How to Become a Court ReporterIf you would like to work in a unique field, consider becoming a court reporter. You’ll spend your time working in a courtroom creating transcripts of legal proceedings, or if you prefer, you can work in the broadcast television industry providing closed captioning for those who are hearing impaired.

Court Reporter Requirements

You can enroll in a certificate program or earn an Associate of Applied Science degree or a Bachelor of Applied Science degree. Depending on which option you select, you will spend anywhere from twelve months to four years in an accredited training program that you can find nationwide at junior colleges, universities, and vocational schools. During your schooling, you’ll learn how to take dictations and create transcripts using shorthand as well as techniques for reporting in real-time during depositions, court hearings, and trials. Some courses that may be part of your curriculum are:

Court Procedures – This course gives in-depth examples of a court reporter’s role. Students learn the differences between the many kinds of court proceedings, reporting on trials, statements, depositions, and hearings. Students also receive an education on topics related to real-time transcribing and preparing transcripts and may study legal terminology throughout this course.

Foundation of Law – Students are taught an overview of law that covers all major areas of American law and the American legal system. Topics include administrative law, family law, property, and torts.

Introduction to Court Reporting – This introductory course gives students a general overview of the court reporting field.  They learn about the court reporting equipment, job duties, ethical concerns they may face during their career, and professional advancement opportunities.

Introduction to Realtime Technology – During Introduction to Realtime Technology, students gain the ability to complete transcripts using basic functionality in their computer-aided software. By the end of the course, they will know how to perform several tasks including transferring steno notes into their software and writing in real-time as well as editing and translating transcripts.

Medical Terminology – This course familiarizes students with the basics of human anatomy, various diseases, and medications, Coursework includes learning how to spell the words, how to properly pronounce them, and describe them accurately.

Machine Shorthand – This is an intermediate course that helps students build accuracy and speed in taking dictation.
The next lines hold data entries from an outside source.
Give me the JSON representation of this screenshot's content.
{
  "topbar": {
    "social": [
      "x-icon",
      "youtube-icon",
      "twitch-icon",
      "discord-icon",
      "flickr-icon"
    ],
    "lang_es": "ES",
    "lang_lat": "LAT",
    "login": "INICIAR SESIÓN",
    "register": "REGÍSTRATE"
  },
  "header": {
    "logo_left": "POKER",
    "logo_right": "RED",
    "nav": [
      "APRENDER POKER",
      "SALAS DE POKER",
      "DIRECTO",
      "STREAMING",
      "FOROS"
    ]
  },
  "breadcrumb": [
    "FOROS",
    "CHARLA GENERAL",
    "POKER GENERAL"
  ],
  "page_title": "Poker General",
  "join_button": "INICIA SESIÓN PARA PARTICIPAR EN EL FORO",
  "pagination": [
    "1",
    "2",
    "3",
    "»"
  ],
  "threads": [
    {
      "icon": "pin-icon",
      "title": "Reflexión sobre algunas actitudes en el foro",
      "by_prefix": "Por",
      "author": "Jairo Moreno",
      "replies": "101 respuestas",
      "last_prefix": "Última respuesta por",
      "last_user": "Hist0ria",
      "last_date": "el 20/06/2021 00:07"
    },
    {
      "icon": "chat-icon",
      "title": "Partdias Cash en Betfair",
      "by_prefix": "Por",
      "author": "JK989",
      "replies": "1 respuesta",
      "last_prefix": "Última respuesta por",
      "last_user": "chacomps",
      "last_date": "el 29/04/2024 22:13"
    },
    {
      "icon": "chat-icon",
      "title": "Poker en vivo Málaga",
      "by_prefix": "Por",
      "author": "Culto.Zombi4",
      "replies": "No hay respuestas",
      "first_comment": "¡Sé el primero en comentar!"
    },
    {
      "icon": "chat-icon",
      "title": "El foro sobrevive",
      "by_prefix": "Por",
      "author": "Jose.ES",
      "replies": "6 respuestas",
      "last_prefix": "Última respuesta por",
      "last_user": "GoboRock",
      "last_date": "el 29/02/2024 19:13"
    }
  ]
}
Students should be able to raise their proficiency level to a ninety-five percent accuracy rate during Machine Shorthand.
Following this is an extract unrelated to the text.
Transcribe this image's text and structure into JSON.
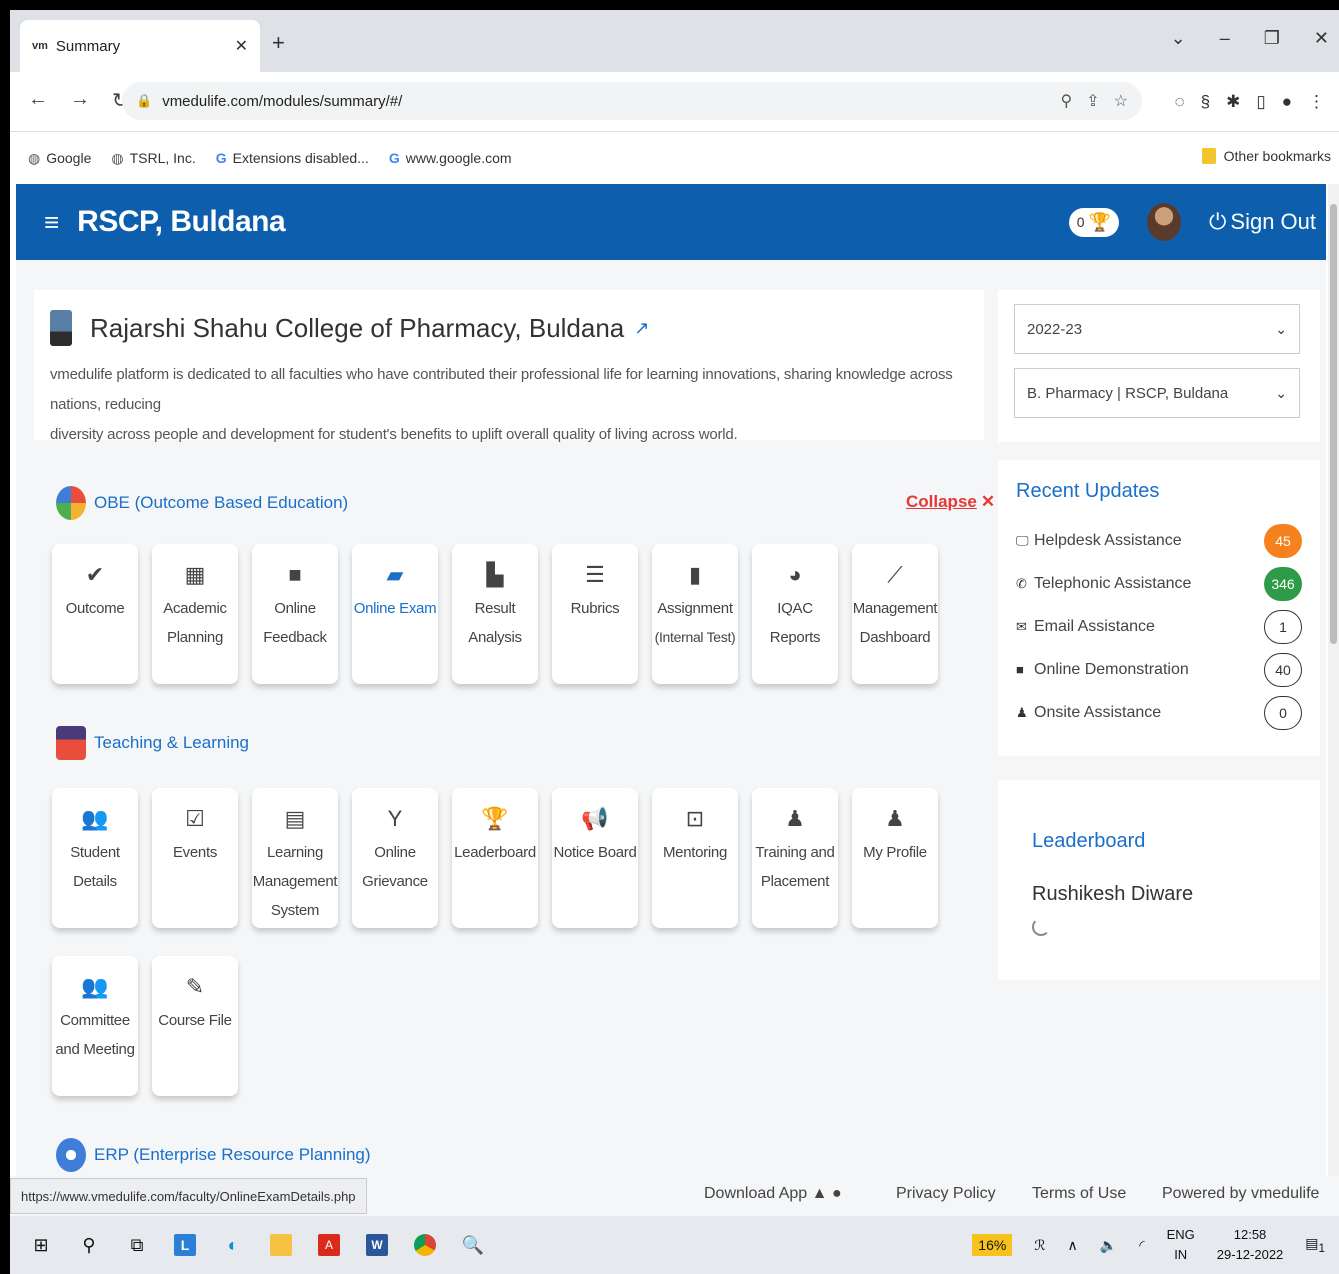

Transcription – This advanced level course teaches students to transcribe multi-voice audiotapes. They also learn proper formatting for trial transcripts and depositions while increasing their transcription speed.
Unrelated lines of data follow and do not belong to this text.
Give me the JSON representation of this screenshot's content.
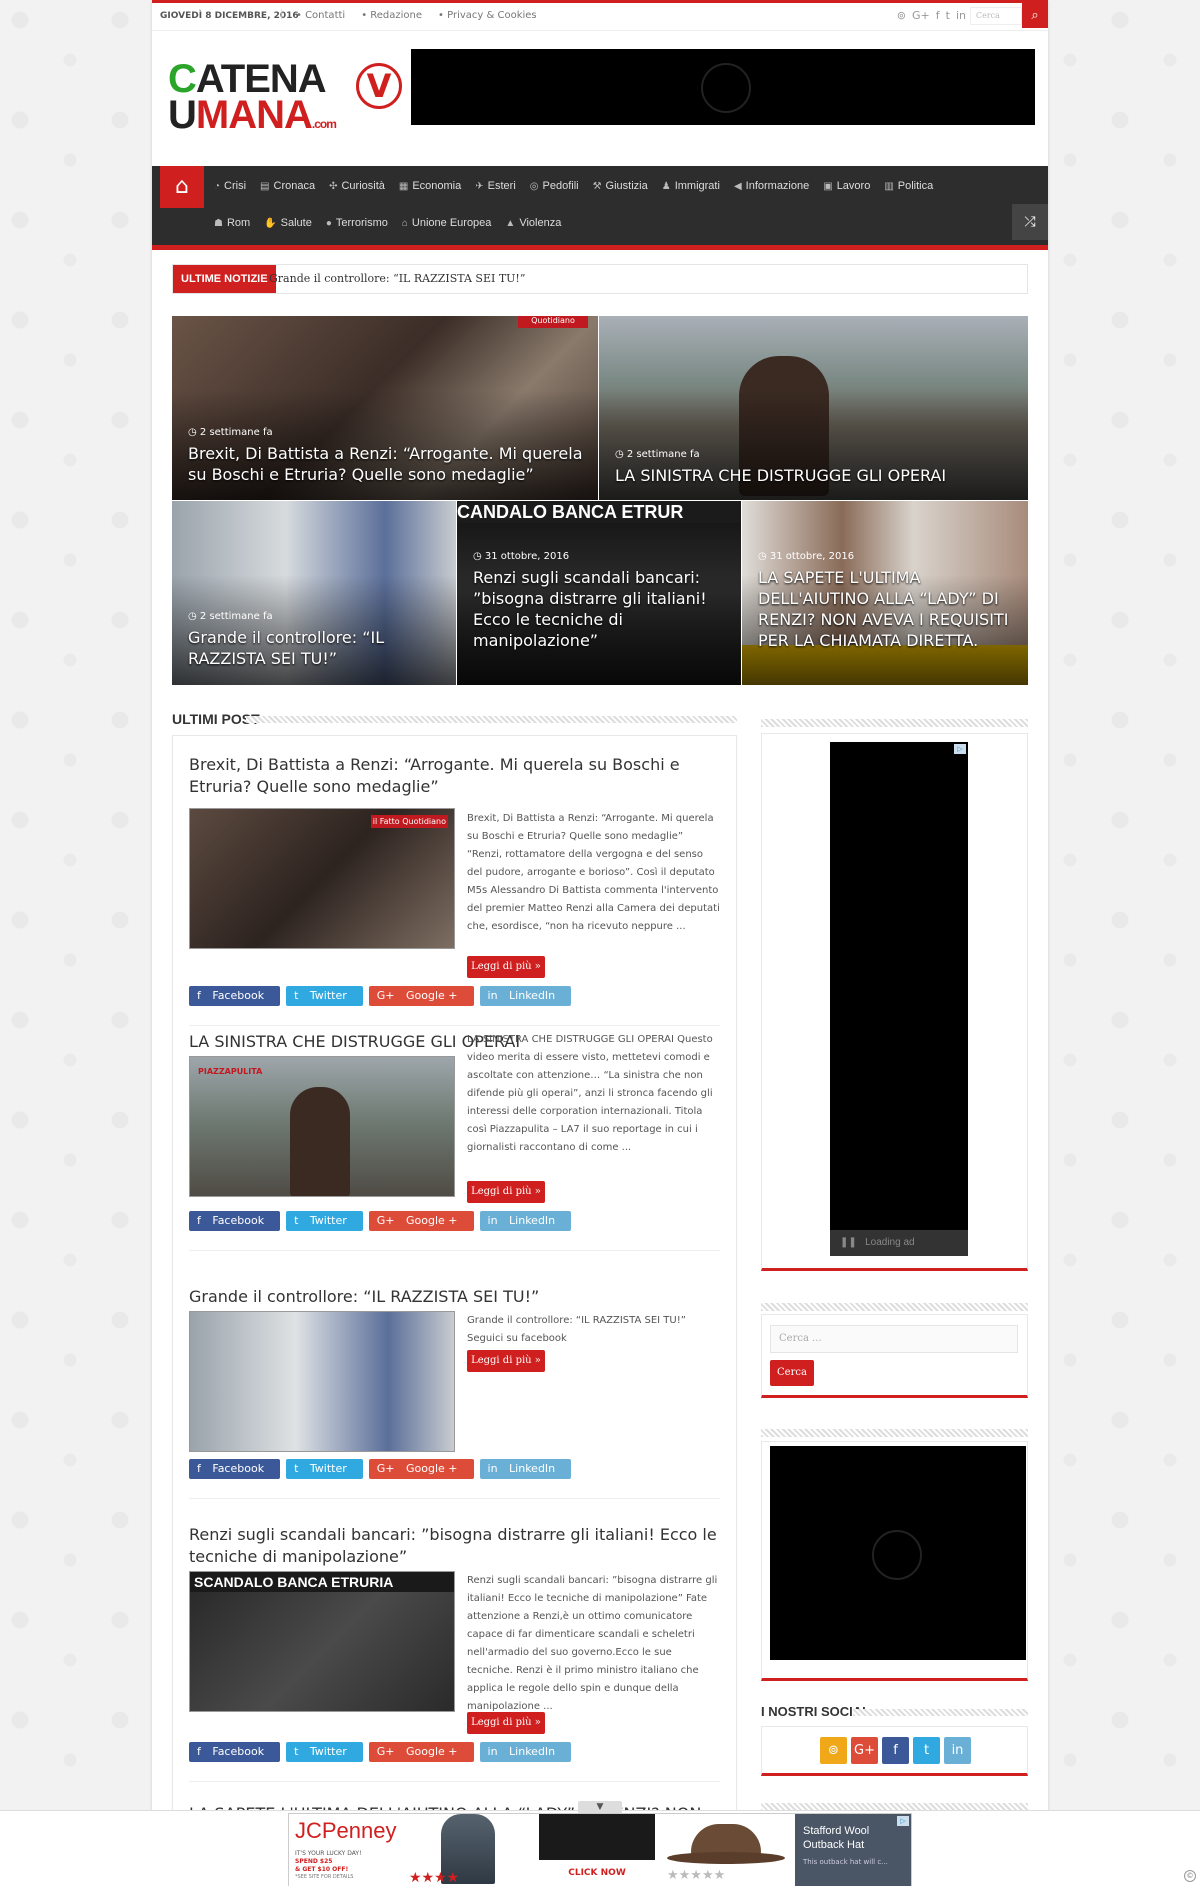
{
  "topbar": {
    "date": "GIOVEDÌ 8 DICEMBRE, 2016",
    "links": [
      "• Contatti",
      "• Redazione",
      "• Privacy & Cookies"
    ],
    "search_placeholder": "Cerca"
  },
  "logo": {
    "line1_prefix": "C",
    "line1_rest": "ATENA",
    "line2_prefix": "U",
    "line2_rest": "MANA",
    "suffix": ".com",
    "mark": "V"
  },
  "nav": {
    "row1": [
      {
        "icon": "pie-chart-icon",
        "label": "Crisi"
      },
      {
        "icon": "newspaper-icon",
        "label": "Cronaca"
      },
      {
        "icon": "puzzle-icon",
        "label": "Curiosità"
      },
      {
        "icon": "chart-icon",
        "label": "Economia"
      },
      {
        "icon": "plane-icon",
        "label": "Esteri"
      },
      {
        "icon": "gamepad-icon",
        "label": "Pedofili"
      },
      {
        "icon": "gavel-icon",
        "label": "Giustizia"
      },
      {
        "icon": "person-icon",
        "label": "Immigrati"
      },
      {
        "icon": "bullhorn-icon",
        "label": "Informazione"
      },
      {
        "icon": "briefcase-icon",
        "label": "Lavoro"
      },
      {
        "icon": "columns-icon",
        "label": "Politica"
      }
    ],
    "row2": [
      {
        "icon": "users-icon",
        "label": "Rom"
      },
      {
        "icon": "hand-icon",
        "label": "Salute"
      },
      {
        "icon": "bomb-icon",
        "label": "Terrorismo"
      },
      {
        "icon": "bank-icon",
        "label": "Unione Europea"
      },
      {
        "icon": "warning-icon",
        "label": "Violenza"
      }
    ]
  },
  "breaking": {
    "label": "ULTIME NOTIZIE",
    "text": "Grande il controllore: “IL RAZZISTA SEI TU!”"
  },
  "slider": [
    {
      "meta": "2 settimane fa",
      "title": "Brexit, Di Battista a Renzi: “Arrogante. Mi querela su Boschi e Etruria? Quelle sono medaglie”"
    },
    {
      "meta": "2 settimane fa",
      "title": "LA SINISTRA CHE DISTRUGGE GLI OPERAI"
    },
    {
      "meta": "2 settimane fa",
      "title": "Grande il controllore: “IL RAZZISTA SEI TU!”"
    },
    {
      "meta": "31 ottobre, 2016",
      "title": "Renzi sugli scandali bancari: ”bisogna distrarre gli italiani! Ecco le tecniche di manipolazione”"
    },
    {
      "meta": "31 ottobre, 2016",
      "title": "LA SAPETE L'ULTIMA DELL'AIUTINO ALLA “LADY” DI RENZI? NON AVEVA I REQUISITI PER LA CHIAMATA DIRETTA."
    }
  ],
  "ultimi": {
    "title": "ULTIMI POST",
    "more_label": "Leggi di più »",
    "share": {
      "facebook": "Facebook",
      "twitter": "Twitter",
      "google": "Google +",
      "linkedin": "LinkedIn"
    },
    "posts": [
      {
        "title": "Brexit, Di Battista a Renzi: “Arrogante. Mi querela su Boschi e Etruria? Quelle sono medaglie”",
        "excerpt": "Brexit, Di Battista a Renzi: “Arrogante. Mi querela su Boschi e Etruria? Quelle sono medaglie” “Renzi, rottamatore della vergogna e del senso del pudore, arrogante e borioso”. Così il deputato M5s Alessandro Di Battista commenta l'intervento del premier Matteo Renzi alla Camera dei deputati che, esordisce, “non ha ricevuto neppure ...",
        "thumb_caption": "il Fatto Quotidiano"
      },
      {
        "title": "LA SINISTRA CHE DISTRUGGE GLI OPERAI",
        "excerpt": "LA SINISTRA CHE DISTRUGGE GLI OPERAI Questo video merita di essere visto, mettetevi comodi e ascoltate con attenzione… “La sinistra che non difende più gli operai”, anzi li stronca facendo gli interessi delle corporation internazionali. Titola così Piazzapulita – LA7 il suo reportage in cui i giornalisti raccontano di come ...",
        "thumb_caption": "PIAZZAPULITA"
      },
      {
        "title": "Grande il controllore: “IL RAZZISTA SEI TU!”",
        "excerpt": "Grande il controllore: “IL RAZZISTA SEI TU!” Seguici su facebook",
        "thumb_caption": ""
      },
      {
        "title": "Renzi sugli scandali bancari: ”bisogna distrarre gli italiani! Ecco le tecniche di manipolazione”",
        "excerpt": "Renzi sugli scandali bancari: ”bisogna distrarre gli italiani! Ecco le tecniche di manipolazione” Fate attenzione a Renzi,è un ottimo comunicatore capace di far dimenticare scandali e scheletri nell'armadio del suo governo.Ecco le sue tecniche. Renzi è il primo ministro italiano che applica le regole dello spin e dunque della manipolazione ...",
        "thumb_caption": "SCANDALO BANCA ETRURIA"
      }
    ],
    "next_partial": "LA SAPETE L'ULTIMA DELL'AIUTINO ALLA “LADY” DI RENZI? NON"
  },
  "sidebar": {
    "ad_loading": "Loading ad",
    "search_placeholder": "Cerca ...",
    "search_button": "Cerca",
    "social_title": "I NOSTRI SOCIAL"
  },
  "bottom_ad": {
    "jcp_brand": "JCPenney",
    "jcp_l1": "IT'S YOUR LUCKY DAY!",
    "jcp_l2": "SPEND $25",
    "jcp_l3": "& GET $10 OFF!",
    "jcp_l4": "*SEE SITE FOR DETAILS",
    "cta": "CLICK NOW",
    "hat_name": "Stafford Wool Outback Hat",
    "hat_desc": "This outback hat will c..."
  },
  "colors": {
    "accent": "#d01f1f",
    "nav_bg": "#2d2d2d"
  }
}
Vocabulary and Usage – This is a course designed for court reporting students that teach proper English usage with a focus on words that are frequently confused and misused.

Courtroom/Court Reporting Practicum

This is an on-the-job internship that allows students to work alongside an experienced reporter. Duties will include marking exhibits, making a title page, and swearing-in witnesses.

Obtain Licensure get

Not all states require licensure, and in those that do, court reporters are likely to be required to pass a state board-administered exam as well get certified and/or notary publics.

Certification

Court reporters are not required to earn certification from organizations such as the National Court Reporters Association (NCRA) or the National Verbatim Reporters Association unless it’s necessary for state licensure as we mentioned above. However, it’s best to earn a credential to earn higher wages and have better job opportunities.

Salary and Career Outlook

Court reporters earned a median average salary of $55,00 in 2014, according to the U.S. Bureau of Labor statistics. Open positions are growing at an average pace and are likely to rise ten percent until 2022.